How do you extract and relate to each other the facts from the documents that require comprehension and not simple similarity matching using common embeddings models?
gergelycsegzi 20 hours ago [-]
Haha thanks, the reader can try and guess which is which;)
We actually don't use embeddings or vector similarity, since those tend not to work well in specialist domains (e.g. for the OfficeQA benchmark where we have 90k pages talking about US treasury numbers, they would be mostly mapped to a very small embedding space because it's all the same topic, with small variations across years, expense categories etc.).
We use LLMs for the extraction and comparison as well, and we route between different models depending on the complexity of the comprehension of the given step required (and by this I mean routing between our pipeline steps; we currently do not dynamically try to judge individual cases for complexity like OpenRouter Fusion).
vinaigrette 1 days ago [-]
This looks great for digital humanities, specifically archival work. Would love to try it.
gergelycsegzi 1 days ago [-]
Fully agree, that's why we quite like the Databricks OfficeQA benchmark.. it made us experts on historical US treasuries haha
Some screenshots in here: https://www.parsewise.ai/officeqa-sota
vinaigrette 1 days ago [-]
I'm surprised at the low rate every model manages considering the (apparent) ease of the benchmarked document. Can your pipeline produce ground truth as a byproduct ? How do you think open-weight ocr models compare to the one showcased ? I've had good results with glm-ocr on complex documents (complex by their handwriting, pretty easy layouts).

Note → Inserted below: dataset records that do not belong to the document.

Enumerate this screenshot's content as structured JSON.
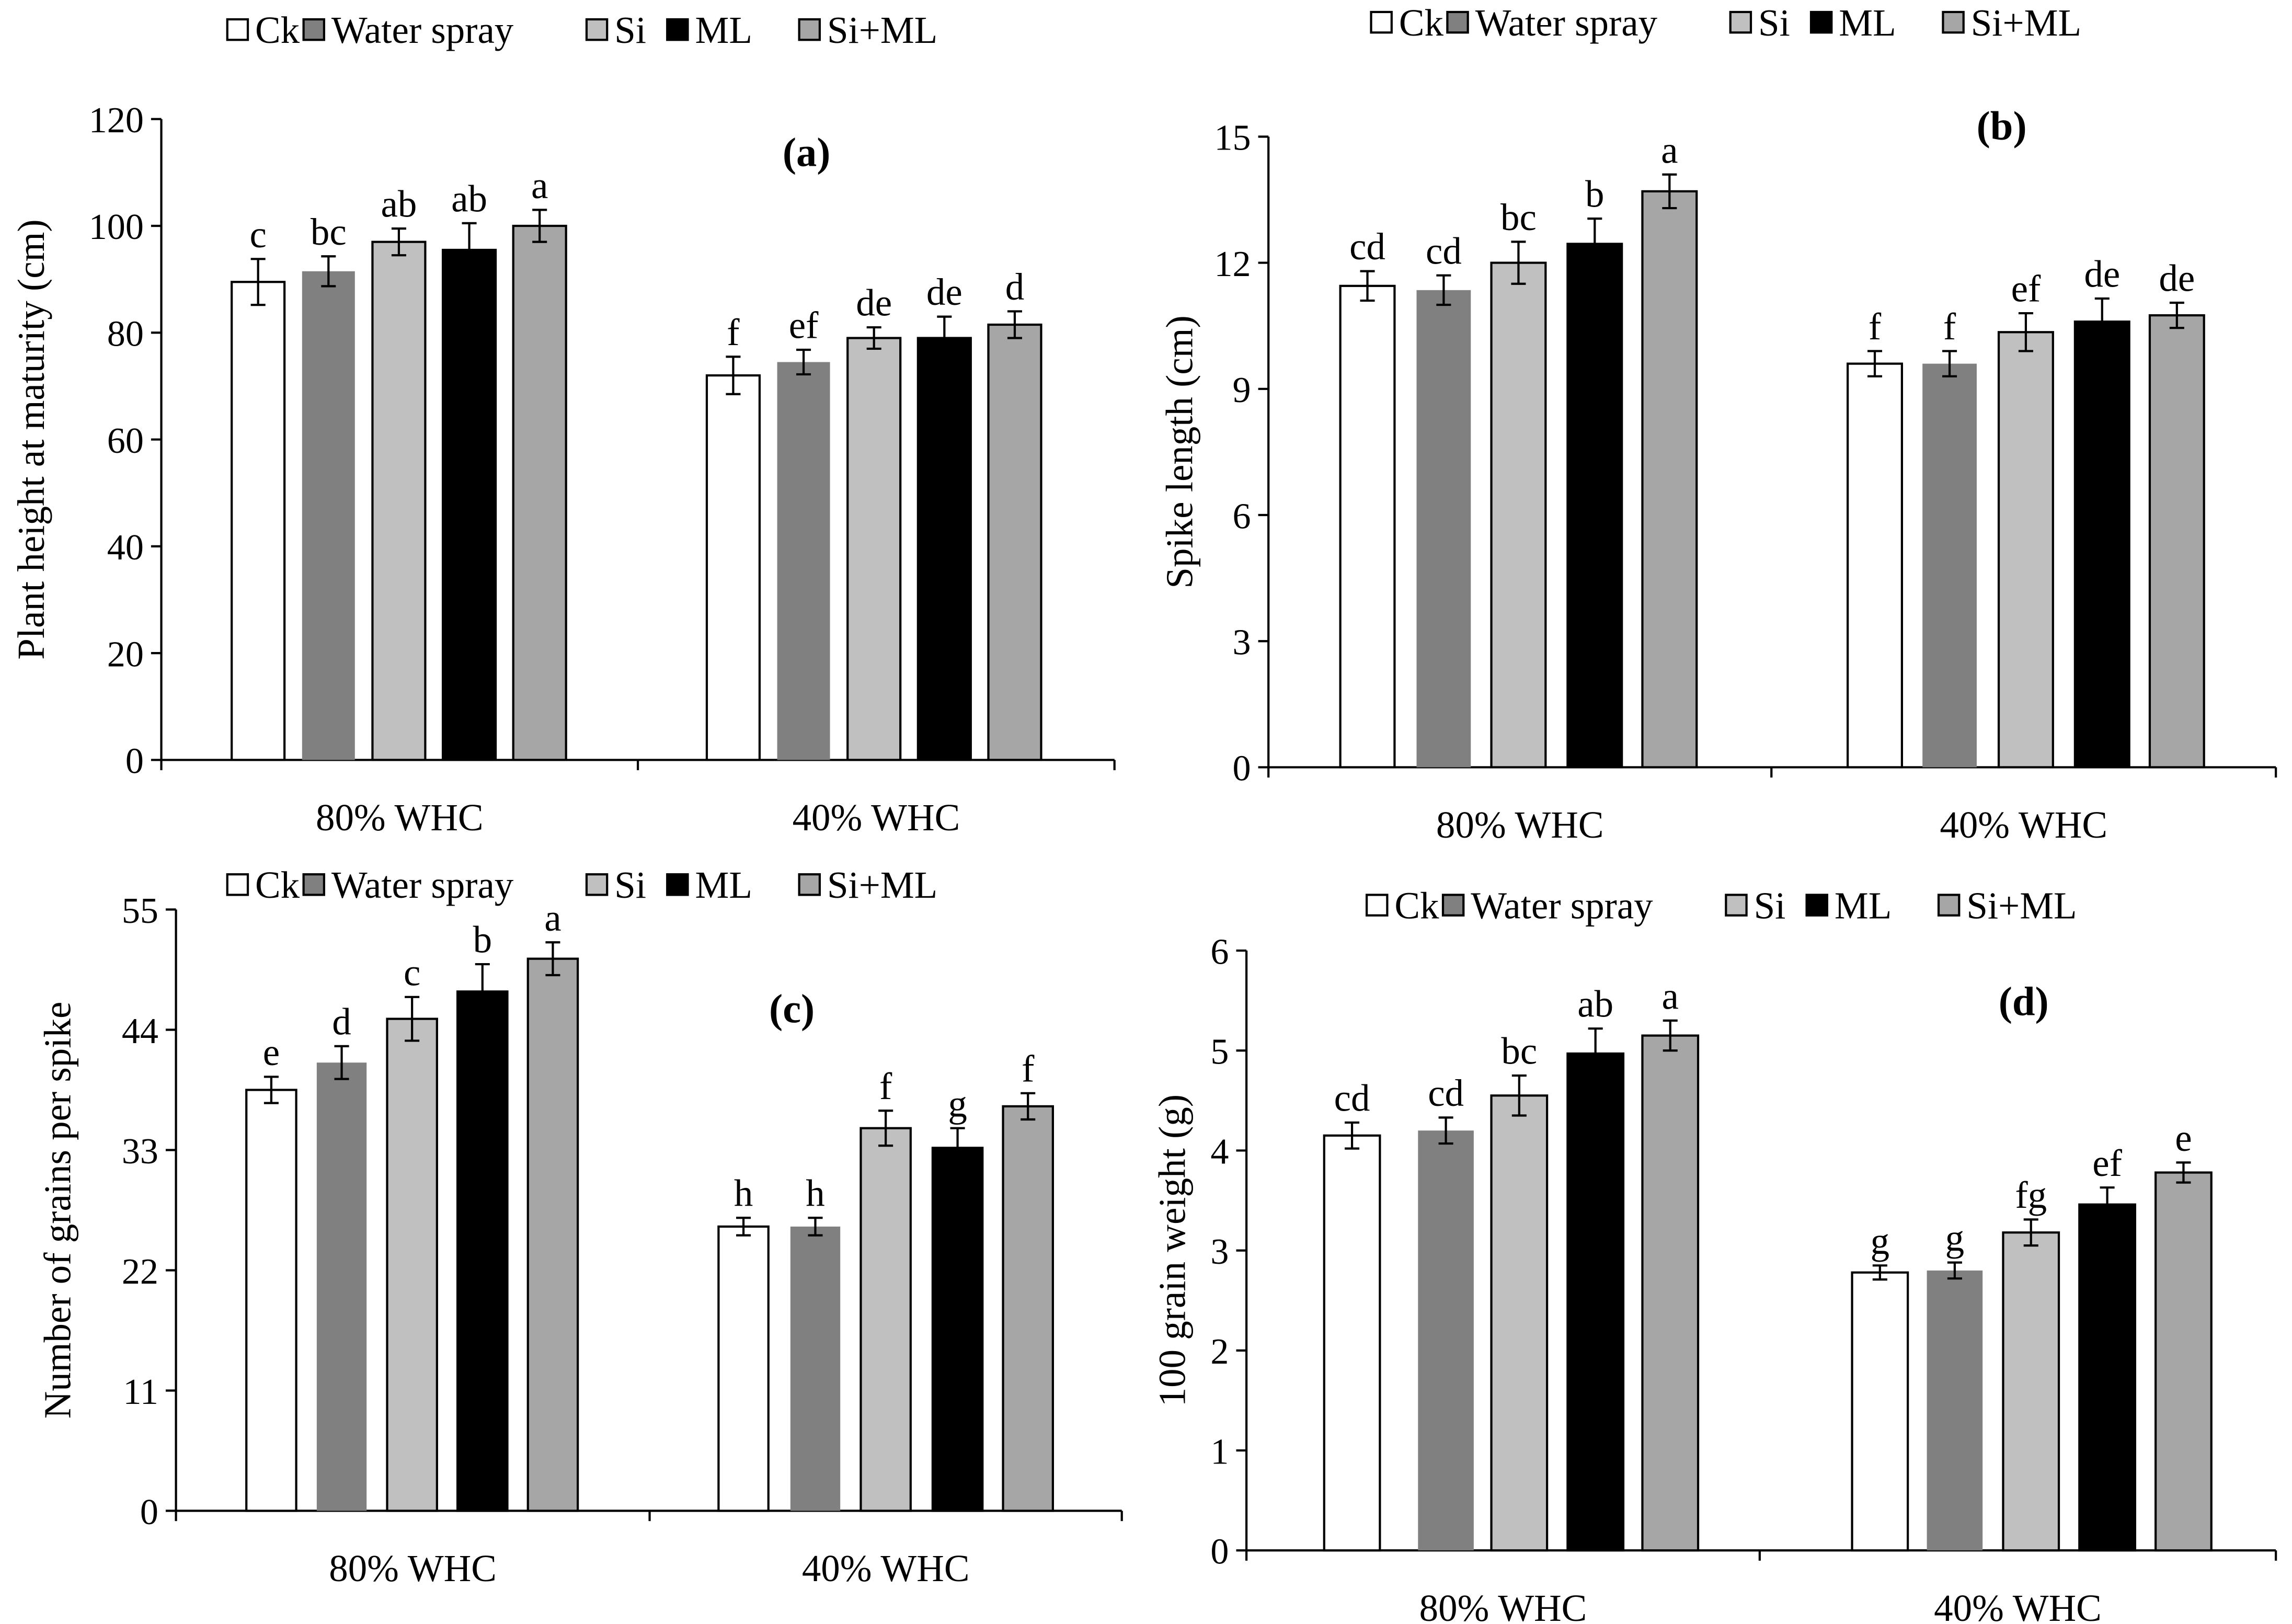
{
  "legend": [
    "Ck",
    "Water spray",
    "Si",
    "ML",
    "Si+ML"
  ],
  "colors": {
    "Ck": "#ffffff",
    "Water spray": "#808080",
    "Si": "#c0c0c0",
    "ML": "#000000",
    "Si+ML": "#a6a6a6"
  },
  "chart_data": [
    {
      "type": "bar",
      "panel": "(a)",
      "ylabel": "Plant height at maturity (cm)",
      "categories": [
        "80% WHC",
        "40% WHC"
      ],
      "ylim": [
        0,
        120
      ],
      "yticks": [
        0,
        20,
        40,
        60,
        80,
        100,
        120
      ],
      "series": [
        {
          "name": "Ck",
          "values": [
            89.5,
            72
          ],
          "errors": [
            4.3,
            3.5
          ],
          "letters": [
            "c",
            "f"
          ]
        },
        {
          "name": "Water spray",
          "values": [
            91.5,
            74.5
          ],
          "errors": [
            2.8,
            2.3
          ],
          "letters": [
            "bc",
            "ef"
          ]
        },
        {
          "name": "Si",
          "values": [
            97,
            79
          ],
          "errors": [
            2.5,
            2
          ],
          "letters": [
            "ab",
            "de"
          ]
        },
        {
          "name": "ML",
          "values": [
            95.5,
            79
          ],
          "errors": [
            5,
            4
          ],
          "letters": [
            "ab",
            "de"
          ]
        },
        {
          "name": "Si+ML",
          "values": [
            100,
            81.5
          ],
          "errors": [
            3,
            2.5
          ],
          "letters": [
            "a",
            "d"
          ]
        }
      ]
    },
    {
      "type": "bar",
      "panel": "(b)",
      "ylabel": "Spike length (cm)",
      "categories": [
        "80% WHC",
        "40% WHC"
      ],
      "ylim": [
        0,
        15
      ],
      "yticks": [
        0,
        3,
        6,
        9,
        12,
        15
      ],
      "series": [
        {
          "name": "Ck",
          "values": [
            11.45,
            9.6
          ],
          "errors": [
            0.35,
            0.3
          ],
          "letters": [
            "cd",
            "f"
          ]
        },
        {
          "name": "Water spray",
          "values": [
            11.35,
            9.6
          ],
          "errors": [
            0.35,
            0.3
          ],
          "letters": [
            "cd",
            "f"
          ]
        },
        {
          "name": "Si",
          "values": [
            12.0,
            10.35
          ],
          "errors": [
            0.5,
            0.45
          ],
          "letters": [
            "bc",
            "ef"
          ]
        },
        {
          "name": "ML",
          "values": [
            12.45,
            10.6
          ],
          "errors": [
            0.6,
            0.55
          ],
          "letters": [
            "b",
            "de"
          ]
        },
        {
          "name": "Si+ML",
          "values": [
            13.7,
            10.75
          ],
          "errors": [
            0.4,
            0.3
          ],
          "letters": [
            "a",
            "de"
          ]
        }
      ]
    },
    {
      "type": "bar",
      "panel": "(c)",
      "ylabel": "Number of grains per spike",
      "categories": [
        "80% WHC",
        "40% WHC"
      ],
      "ylim": [
        0,
        55
      ],
      "yticks": [
        0,
        11,
        22,
        33,
        44,
        55
      ],
      "series": [
        {
          "name": "Ck",
          "values": [
            38.5,
            26
          ],
          "errors": [
            1.2,
            0.8
          ],
          "letters": [
            "e",
            "h"
          ]
        },
        {
          "name": "Water spray",
          "values": [
            41,
            26
          ],
          "errors": [
            1.5,
            0.8
          ],
          "letters": [
            "d",
            "h"
          ]
        },
        {
          "name": "Si",
          "values": [
            45,
            35
          ],
          "errors": [
            2,
            1.6
          ],
          "letters": [
            "c",
            "f"
          ]
        },
        {
          "name": "ML",
          "values": [
            47.5,
            33.2
          ],
          "errors": [
            2.5,
            1.8
          ],
          "letters": [
            "b",
            "g"
          ]
        },
        {
          "name": "Si+ML",
          "values": [
            50.5,
            37
          ],
          "errors": [
            1.5,
            1.2
          ],
          "letters": [
            "a",
            "f"
          ]
        }
      ]
    },
    {
      "type": "bar",
      "panel": "(d)",
      "ylabel": "100 grain weight (g)",
      "categories": [
        "80% WHC",
        "40% WHC"
      ],
      "ylim": [
        0,
        6
      ],
      "yticks": [
        0,
        1,
        2,
        3,
        4,
        5,
        6
      ],
      "series": [
        {
          "name": "Ck",
          "values": [
            4.15,
            2.78
          ],
          "errors": [
            0.13,
            0.07
          ],
          "letters": [
            "cd",
            "g"
          ]
        },
        {
          "name": "Water spray",
          "values": [
            4.2,
            2.8
          ],
          "errors": [
            0.13,
            0.08
          ],
          "letters": [
            "cd",
            "g"
          ]
        },
        {
          "name": "Si",
          "values": [
            4.55,
            3.18
          ],
          "errors": [
            0.2,
            0.13
          ],
          "letters": [
            "bc",
            "fg"
          ]
        },
        {
          "name": "ML",
          "values": [
            4.97,
            3.46
          ],
          "errors": [
            0.25,
            0.17
          ],
          "letters": [
            "ab",
            "ef"
          ]
        },
        {
          "name": "Si+ML",
          "values": [
            5.15,
            3.78
          ],
          "errors": [
            0.15,
            0.1
          ],
          "letters": [
            "a",
            "e"
          ]
        }
      ]
    }
  ]
}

What I like about your solution is the traceability of the information. A scruffy pipeline I used was gemini-flash 3.0 to pdf to notebook-lm (really amateurish work i know), but it yielded tremendeous time gains to extract info from documents (that could be borderline impossible to read for me). However, to trace back the info was obviously very tedious. But from my experience, notebooklm can now manage ocr/htr without a third party. I wonder how competitive your solution might be compared to messy workflows that work -- albeit with efforts -- but let's the researcher be "in contact" with the material.
What I really want is obviously an easy to setup local rag system, with the (very) light model that goes with it ... sweet dream.
gergelycsegzi 24 hours ago [-]
We were also surprised at first. The reason the models don't do so well is that they need to find information across 90k pages. When they are pointed to the right location they tend to do much better. And with these treasury documents grepping / keyword searching is almost impossible because everything appears thousands of times.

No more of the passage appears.